Kültür-sanat

Tarihi su değirmeni: 150 yıldır mısır öğütmeye devam ediyor

Akçakoca'daki tarihi su değirmeni, üç kuşaktır Küçük ailesi tarafından işletiliyor ve GDO'suz yerli mısır ununa artan ilgi sayesinde yeniden popülerlik kazanıyor

Abone Ol

Düzce'nin Akçakoca ilçesinde, Edilli Deresi'nin kenarında yer alan tarihi su değirmeni, 150 yılı aşkın bir süredir kesintisiz olarak mısır öğütmeye devam ediyor. Nesilden nesile aktarılan bu miras, hem bölgenin tarımsal kültürünün bir parçası hem de doğayla iç içe bir yaşamın simgesi.

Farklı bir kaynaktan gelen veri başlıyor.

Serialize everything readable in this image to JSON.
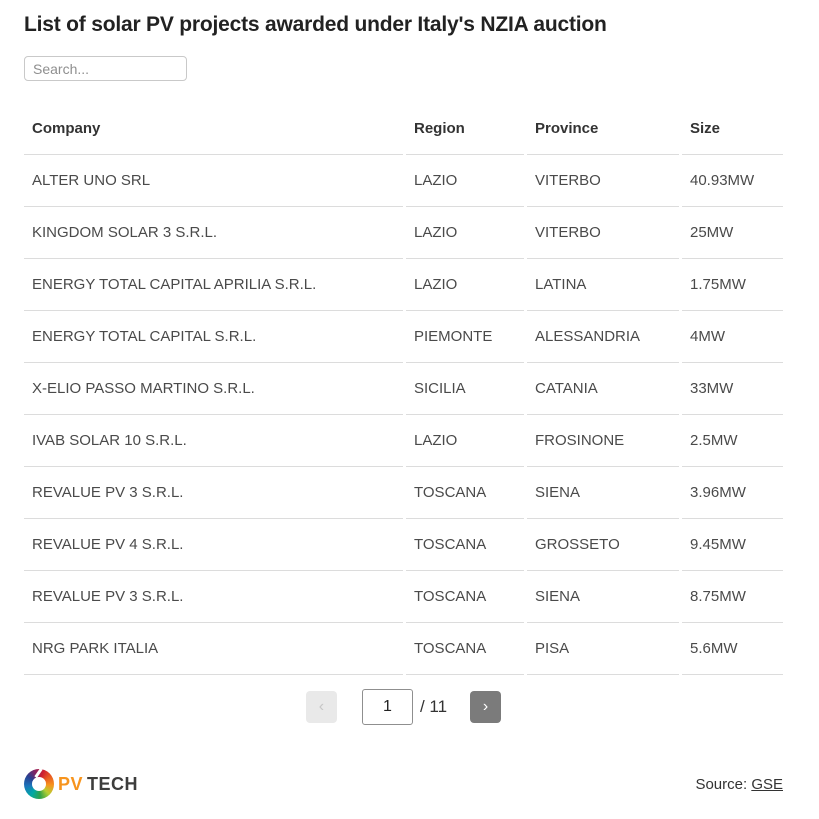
{
  "page": {
    "title": "List of solar PV projects awarded under Italy's NZIA auction"
  },
  "search": {
    "placeholder": "Search..."
  },
  "table": {
    "columns": [
      "Company",
      "Region",
      "Province",
      "Size"
    ],
    "rows": [
      {
        "company": "ALTER UNO SRL",
        "region": "LAZIO",
        "province": "VITERBO",
        "size": "40.93MW"
      },
      {
        "company": "KINGDOM SOLAR 3 S.R.L.",
        "region": "LAZIO",
        "province": "VITERBO",
        "size": "25MW"
      },
      {
        "company": "ENERGY TOTAL CAPITAL APRILIA S.R.L.",
        "region": "LAZIO",
        "province": "LATINA",
        "size": "1.75MW"
      },
      {
        "company": "ENERGY TOTAL CAPITAL S.R.L.",
        "region": "PIEMONTE",
        "province": "ALESSANDRIA",
        "size": "4MW"
      },
      {
        "company": "X-ELIO PASSO MARTINO S.R.L.",
        "region": "SICILIA",
        "province": "CATANIA",
        "size": "33MW"
      },
      {
        "company": "IVAB SOLAR 10 S.R.L.",
        "region": "LAZIO",
        "province": "FROSINONE",
        "size": "2.5MW"
      },
      {
        "company": "REVALUE PV 3 S.R.L.",
        "region": "TOSCANA",
        "province": "SIENA",
        "size": "3.96MW"
      },
      {
        "company": "REVALUE PV 4 S.R.L.",
        "region": "TOSCANA",
        "province": "GROSSETO",
        "size": "9.45MW"
      },
      {
        "company": "REVALUE PV 3 S.R.L.",
        "region": "TOSCANA",
        "province": "SIENA",
        "size": "8.75MW"
      },
      {
        "company": "NRG PARK ITALIA",
        "region": "TOSCANA",
        "province": "PISA",
        "size": "5.6MW"
      }
    ]
  },
  "pagination": {
    "prev_icon": "‹",
    "next_icon": "›",
    "current_page": "1",
    "page_total": "/ 11"
  },
  "footer": {
    "logo_pv": "PV",
    "logo_tech": "TECH",
    "source_label": "Source: ",
    "source_link": "GSE"
  },
  "colors": {
    "title_text": "#222222",
    "body_text": "#4a4a4a",
    "row_border": "#dcdcdc",
    "next_button_bg": "#7b7b7b",
    "prev_button_bg": "#e9e9e9",
    "logo_pv_orange": "#f7941d",
    "logo_tech_gray": "#3d3d3c"
  }
}
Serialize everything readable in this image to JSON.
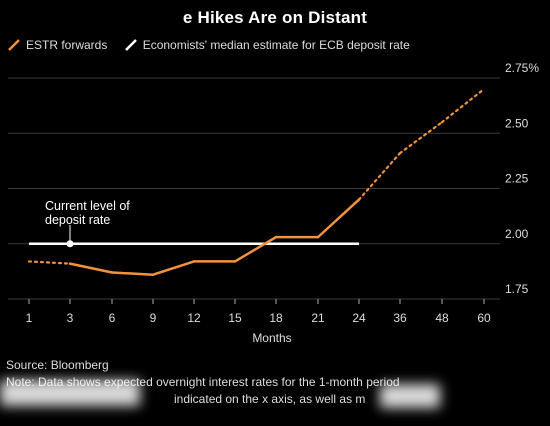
{
  "title": "e Hikes Are on Distant",
  "legend": [
    {
      "label": "ESTR forwards",
      "color": "#f2933a",
      "marker": "orange-line"
    },
    {
      "label": "Economists' median estimate for ECB deposit rate",
      "color": "#ffffff",
      "marker": "white-line"
    }
  ],
  "annotation": {
    "line1": "Current level of",
    "line2": "deposit rate"
  },
  "source": "Source: Bloomberg",
  "note_line1": "Note: Data shows expected overnight interest rates for the 1-month period",
  "note_line2": "indicated on the x axis, as well as m",
  "chart_data": {
    "type": "line",
    "title": "e Hikes Are on Distant",
    "xlabel": "Months",
    "ylabel": "",
    "categories": [
      "1",
      "3",
      "6",
      "9",
      "12",
      "15",
      "18",
      "21",
      "24",
      "36",
      "48",
      "60"
    ],
    "ylim": [
      1.75,
      2.75
    ],
    "yticks": [
      "1.75",
      "2.00",
      "2.25",
      "2.50",
      "2.75%"
    ],
    "ytick_values": [
      1.75,
      2.0,
      2.25,
      2.5,
      2.75
    ],
    "grid": true,
    "series": [
      {
        "name": "ESTR forwards",
        "color": "#f2933a",
        "x": [
          1,
          3,
          6,
          9,
          12,
          15,
          18,
          21,
          24,
          36,
          48,
          60
        ],
        "values": [
          1.92,
          1.91,
          1.87,
          1.86,
          1.92,
          1.92,
          2.03,
          2.03,
          2.2,
          2.41,
          2.55,
          2.7
        ],
        "dotted_segments": [
          [
            0,
            1
          ],
          [
            8,
            11
          ]
        ]
      },
      {
        "name": "Economists' median estimate for ECB deposit rate",
        "color": "#ffffff",
        "x": [
          1,
          24
        ],
        "values": [
          2.0,
          2.0
        ],
        "marker_at_x": 3
      }
    ]
  }
}
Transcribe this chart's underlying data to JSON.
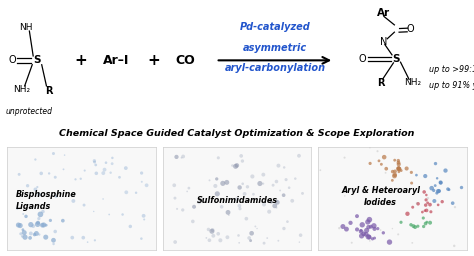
{
  "title_text": "Chemical Space Guided Catalyst Optimization & Scope Exploration",
  "reaction_label_left": "unprotected",
  "reagent1": "Ar–I",
  "reagent2": "CO",
  "arrow_above1": "Pd-catalyzed",
  "arrow_above2": "asymmetric",
  "arrow_above3": "aryl-carbonylation",
  "result_text1": "up to >99:1 er",
  "result_text2": "up to 91% yield",
  "panel_labels": [
    "Bisphosphine\nLigands",
    "Sulfonimidamides",
    "Aryl & Heteroaryl\nIodides"
  ],
  "arrow_color": "#2255cc",
  "bg_color": "#ffffff",
  "panel_bg": "#f8f8f8",
  "scatter_color_1": "#88aad0",
  "scatter_color_2": "#b0b8c8",
  "scatter_color_3_brown": "#b87848",
  "scatter_color_3_blue": "#5888c0",
  "scatter_color_3_red": "#c04858",
  "scatter_color_3_green": "#48a868",
  "scatter_color_3_purple": "#7858a8"
}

Değirmenin günümüzdeki sahibi Zafer Küçük, GDO'lu ürünlerin yaygınlaşmasının ardından yerli mısır ununa olan ilginin arttığını belirtiyor. "Değirmenin varlığı suyun akmaya devam ettiği sürece sürdüreceğim," diyor Küçük.
 

DEDEDEN TORUNA MİRAS

Değirmenin tarihi, 'Değirmenci Abdullah' olarak bilinen kişinin işletmesiyle başlıyor. Küçük, "Abdullah, yaklaşık 80 yıl bu değirmeni işletmiş. Ondan dedeme, dedemden de babama geçmiş. Şimdi ise bu miras bana kaldı," şeklinde aktarıyor.

SÜREKLİ ÇALIŞMA

Küçük, tarımın azalmasına rağmen Akçakoca'da balık ve mısır ekmeği tüketiminin sürdüğünü vurguluyor: "Mısır ekimi devam ettikçe, değirmen de çalışmaya devam edecek."

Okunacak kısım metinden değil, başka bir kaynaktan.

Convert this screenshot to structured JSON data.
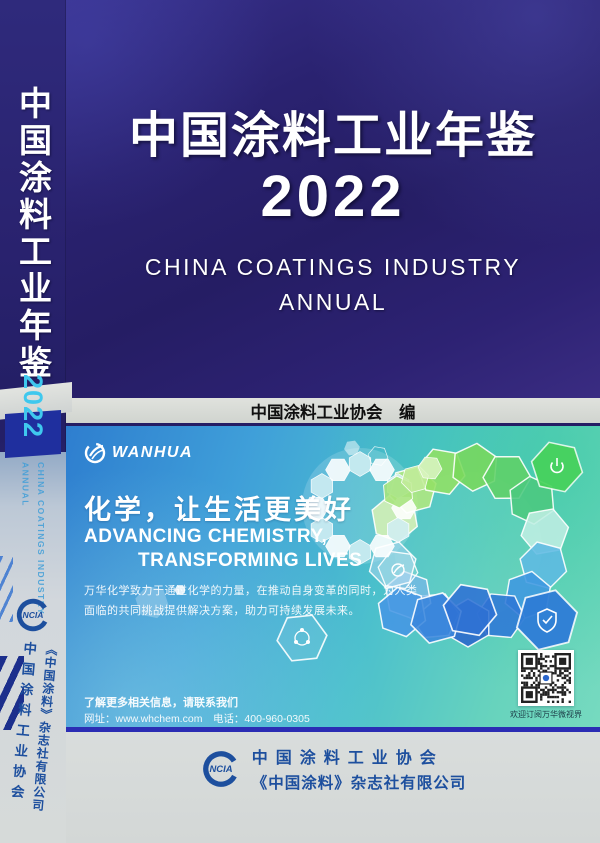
{
  "book": {
    "spine": {
      "title": "中国涂料工业年鉴",
      "year": "2022",
      "english_line1": "CHINA COATINGS INDUSTRY",
      "english_line2": "ANNUAL",
      "logo": "NCIA",
      "association": "中国涂料工业协会",
      "publisher": "《中国涂料》杂志社有限公司"
    },
    "cover": {
      "title": "中国涂料工业年鉴",
      "year": "2022",
      "english_title_line1": "CHINA COATINGS INDUSTRY",
      "english_title_line2": "ANNUAL",
      "editor_credit": "中国涂料工业协会　编"
    },
    "ad_banner": {
      "brand": "WANHUA",
      "slogan_cn": "化学，让生活更美好",
      "slogan_en_line1": "ADVANCING CHEMISTRY,",
      "slogan_en_line2": "TRANSFORMING LIVES",
      "description_line1": "万华化学致力于通过化学的力量，在推动自身变革的同时，为人类",
      "description_line2": "面临的共同挑战提供解决方案，助力可持续发展未来。",
      "contact_intro": "了解更多相关信息，请联系我们",
      "contact_details": "网址：www.whchem.com　电话：400-960-0305",
      "qr_caption": "欢迎订阅万华微视界"
    },
    "footer": {
      "logo": "NCIA",
      "association": "中国涂料工业协会",
      "publisher": "《中国涂料》杂志社有限公司"
    }
  },
  "colors": {
    "cover_indigo": "#2a2270",
    "spine_navy_block": "#1f2f9e",
    "cyan_accent": "#3fc8ee",
    "banner_blue_left": "#2e7ecf",
    "banner_teal_right": "#67d3bd",
    "banner_bottom_line": "#2b2db4",
    "band_gray": "#d8dbd6",
    "footer_blue": "#1d4f9e"
  }
}
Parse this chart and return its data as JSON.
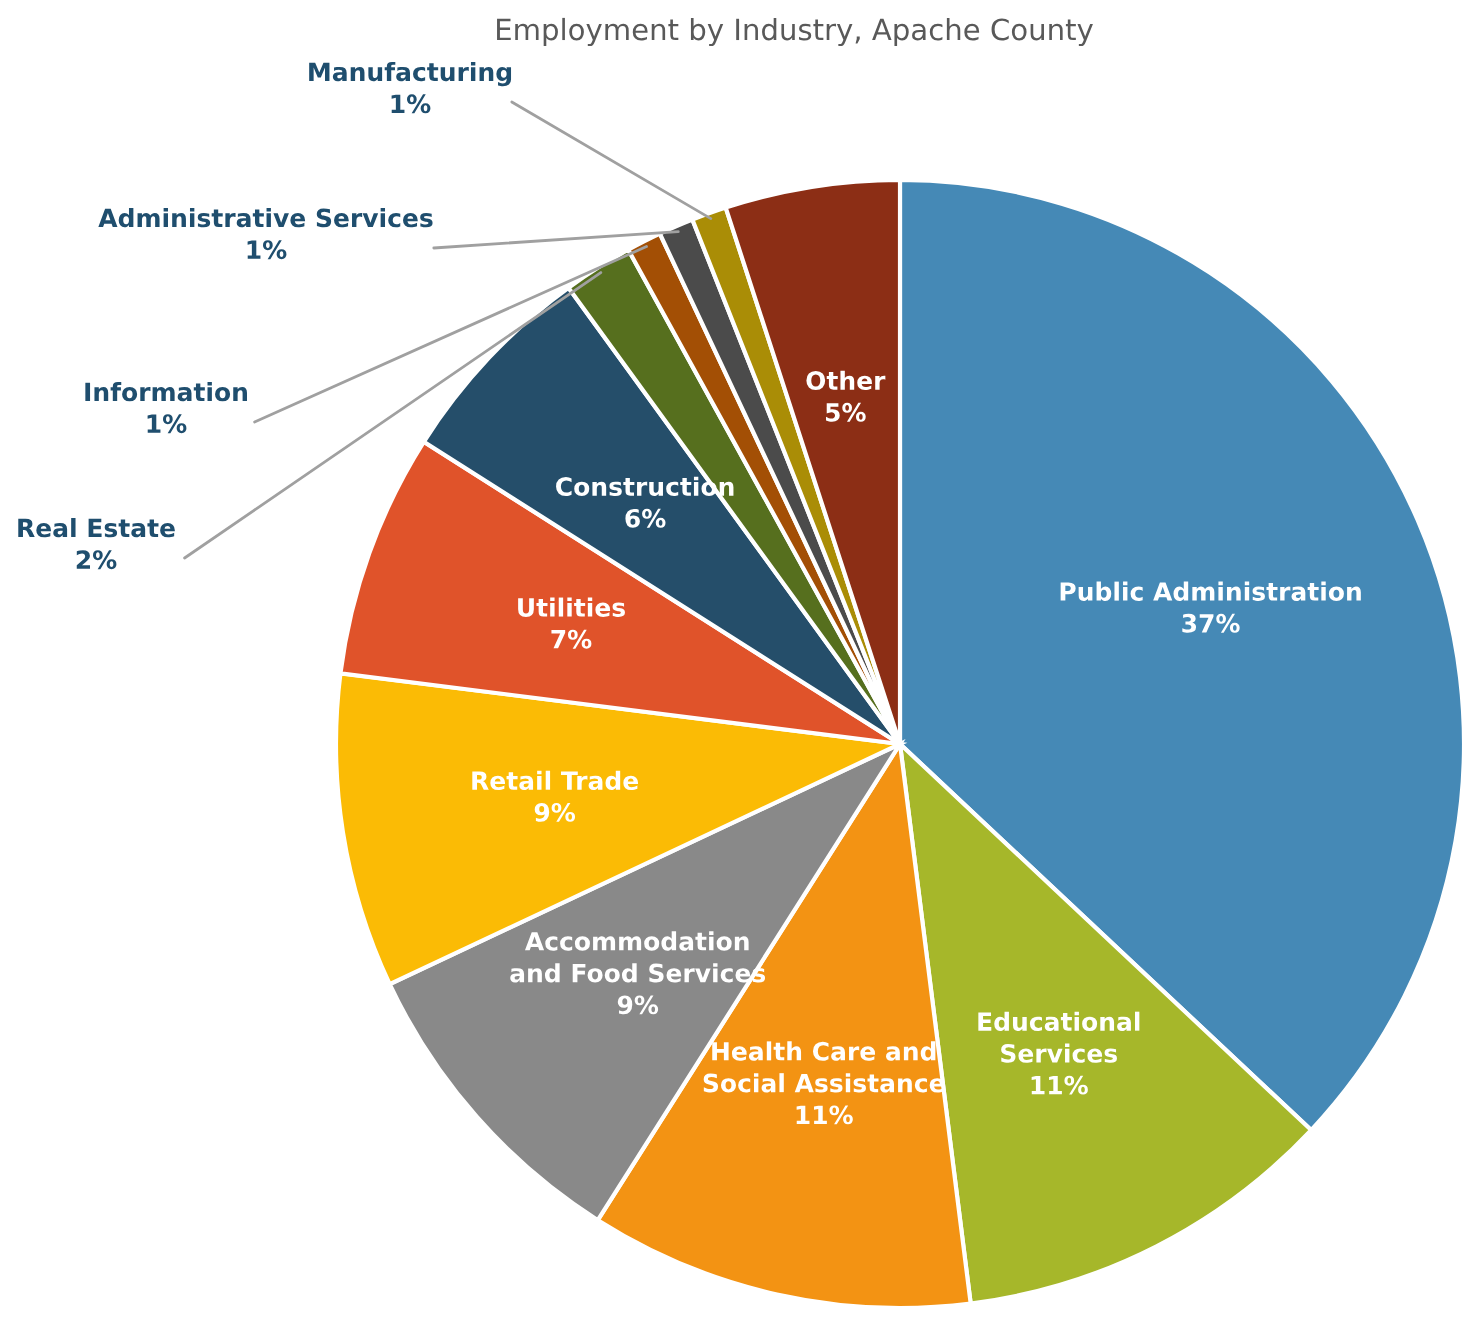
{
  "chart_data": {
    "type": "pie",
    "title": "Employment by Industry, Apache County",
    "categories": [
      "Public Administration",
      "Educational\nServices",
      "Health Care and\nSocial Assistance",
      "Accommodation\nand Food Services",
      "Retail Trade",
      "Utilities",
      "Construction",
      "Real Estate",
      "Information",
      "Administrative Services",
      "Manufacturing",
      "Other"
    ],
    "values": [
      37,
      11,
      11,
      9,
      9,
      7,
      6,
      2,
      1,
      1,
      1,
      5
    ],
    "colors": [
      "#4589b6",
      "#a6b72a",
      "#f39313",
      "#898989",
      "#fbbb05",
      "#e0532a",
      "#254e6a",
      "#566f1e",
      "#a34f05",
      "#4b4b4b",
      "#aa8d06",
      "#8c2e15"
    ],
    "value_labels": [
      "37%",
      "11%",
      "11%",
      "9%",
      "9%",
      "7%",
      "6%",
      "2%",
      "1%",
      "1%",
      "1%",
      "5%"
    ]
  }
}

Değirmenin bakımına büyük önem veren Küçük, “Yemek yerken yaşlılar kabuklu bir şey tüketirken diş sorunları yaşayabiliyor. Değirmende de aşınma olabiliyor. Bu nedenle taşları yenileyip tırtıklayarak diş açıyorum. Bu sayede öğütme kapasitesini artırıyorum,” diyor.
 

ARTAN TALEP

Yerli mısır ununa olan talebin özellikle GDO'lu ürünlerin yaygınlaşmasıyla arttığını belirten Küçük, "Köyde yetişen mısırın ununu arayan insanlar var. Eskiden her yer mısır tarlasıydı," diye ekliyor.

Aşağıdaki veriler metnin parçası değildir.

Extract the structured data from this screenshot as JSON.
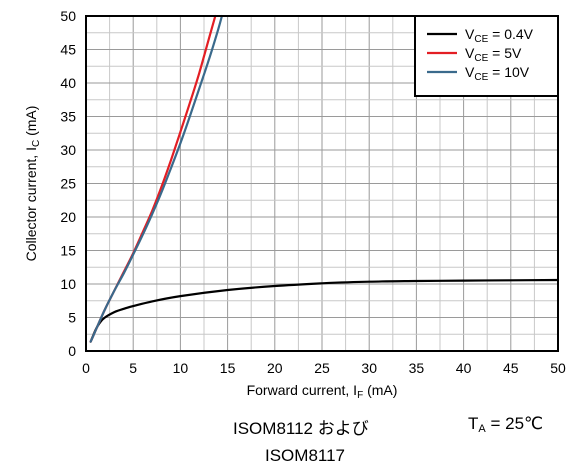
{
  "chart_data": {
    "type": "line",
    "xlabel": {
      "prefix": "Forward current, I",
      "sub": "F",
      "suffix": " (mA)"
    },
    "ylabel": {
      "prefix": "Collector current, I",
      "sub": "C",
      "suffix": " (mA)"
    },
    "xlim": [
      0,
      50
    ],
    "ylim": [
      0,
      50
    ],
    "xticks": [
      0,
      5,
      10,
      15,
      20,
      25,
      30,
      35,
      40,
      45,
      50
    ],
    "yticks": [
      0,
      5,
      10,
      15,
      20,
      25,
      30,
      35,
      40,
      45,
      50
    ],
    "grid": true,
    "legend_position": "top-right",
    "series": [
      {
        "name": {
          "prefix": "V",
          "sub": "CE",
          "suffix": " = 0.4V"
        },
        "color": "#000000",
        "x": [
          0.5,
          1,
          1.5,
          2,
          3,
          4,
          5,
          7,
          10,
          15,
          20,
          25,
          30,
          35,
          40,
          45,
          50
        ],
        "y": [
          1.4,
          3.1,
          4.3,
          5.0,
          5.8,
          6.3,
          6.7,
          7.4,
          8.2,
          9.1,
          9.7,
          10.1,
          10.35,
          10.45,
          10.5,
          10.55,
          10.6
        ]
      },
      {
        "name": {
          "prefix": "V",
          "sub": "CE",
          "suffix": " = 5V"
        },
        "color": "#e31e24",
        "x": [
          0.5,
          1,
          2,
          3,
          4,
          5,
          6,
          7,
          8,
          9,
          10,
          11,
          12,
          13,
          13.7
        ],
        "y": [
          1.4,
          3.0,
          6.2,
          9.0,
          11.8,
          14.6,
          17.7,
          20.9,
          24.5,
          28.5,
          32.7,
          37.0,
          41.5,
          46.5,
          50
        ]
      },
      {
        "name": {
          "prefix": "V",
          "sub": "CE",
          "suffix": " = 10V"
        },
        "color": "#3a6a8c",
        "x": [
          0.5,
          1,
          2,
          3,
          4,
          5,
          6,
          7,
          8,
          9,
          10,
          11,
          12,
          13,
          14,
          14.4
        ],
        "y": [
          1.4,
          3.0,
          6.2,
          9.0,
          11.6,
          14.4,
          17.3,
          20.4,
          23.7,
          27.3,
          31.0,
          35.0,
          39.2,
          43.4,
          48.0,
          50
        ]
      }
    ]
  },
  "footer": {
    "device_line1": "ISOM8112 および",
    "device_line2": "ISOM8117",
    "temperature": {
      "prefix": "T",
      "sub": "A",
      "suffix": " = 25℃"
    }
  }
}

Mısır sezonunun eylül ayında başladığını ve aralık ayına kadar devam ettiğini belirten Küçük, bu süreçte değirmenin durmaksızın çalıştığını da sözlerine ekliyor. Akçakoca'daki bu tarihi su değirmeni, hem geçmişin izlerini taşımaya devam ediyor hem de günümüz tüketim alışkanlıklarına yanıt veriyor.